Pour améliorer la qualité du kot et encourager les propriétaires à garder leur bien en bon état et à un prix "normalisé", on pourrait joindre - pour bénéficier de la déductibilité fiscale- l'invention d'un système de "label kot". Chaque logement pour étudiant devrait être soumis à un "contrôle" par un organisme externe pour entrer dans la catégorie de "kot labellisé". On peut affiner en attribuant des étoiles aux kots en fonction du rapport qualité/prix. On tiendrait compte de la situation, de la surface habitable du kot, de l'état général, de l'équipement (cuisine), de l'ameublement (lit, armoires, ustensiles ). La salle de bain est-elle commune ? Pour combien de personnes ? Y a-t-il un évier dans la chambre ? Le loyer est-il sur 10 ou 12 mois ? Le calcul des charges est-il limpide ? Le bail à signer n'est-il pas trop en défaveur de l'étudiant ? Bref, un label "kot à étoiles" permettrait d'imposer certaines normes.

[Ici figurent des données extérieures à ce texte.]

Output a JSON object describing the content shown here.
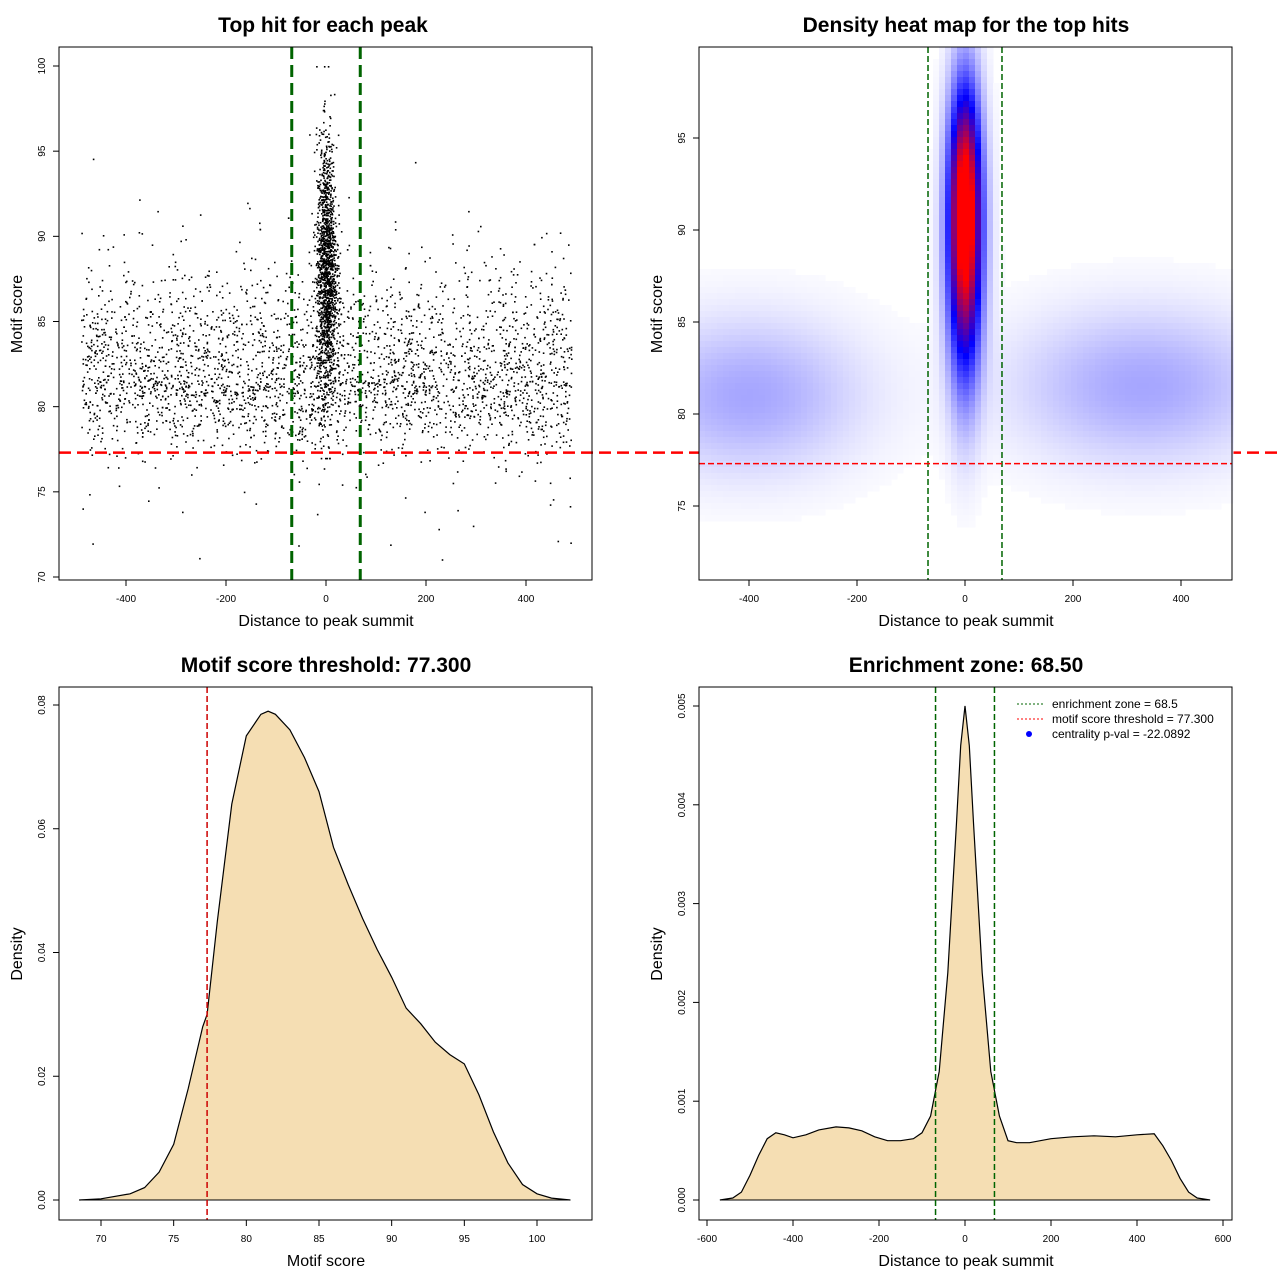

Vers un "titre-kot" ? Le principe des titres-services a merveilleusement régulé le marché du travail des aides-ménagères. Pourquoi ne pas créer le "titre-kot" sur les mêmes principes ? Un "titre-kot" serait déductible fiscalement et seuls les propriétaires labellisés pourraient accepter ce genre de chèques. Avec ce système, fini les "marchands de sommeil". Autre conséquence positive : tous les étudiants qui prolongent le bail de leur kot après le temps de leurs études ne bénéficieront plus de l'avantage fiscal, et seront donc incités à libérer le kot et chercher un logement mieux adapté à un jeune diplômé. Des kots se libéreront pour les nouveaux arrivants.
Ces trois idées neuves de déductibilité fiscale, introduction de titres-kots, et labellisation des kots seraient un beau pas en avant. Cela ne doit toutefois pas dispenser nos Régions de planifier la construction de kots publics individuels, simples et fonctionnels. Toujours pour soulager la différence entre l'offre et la demande de logements et réguler les prix.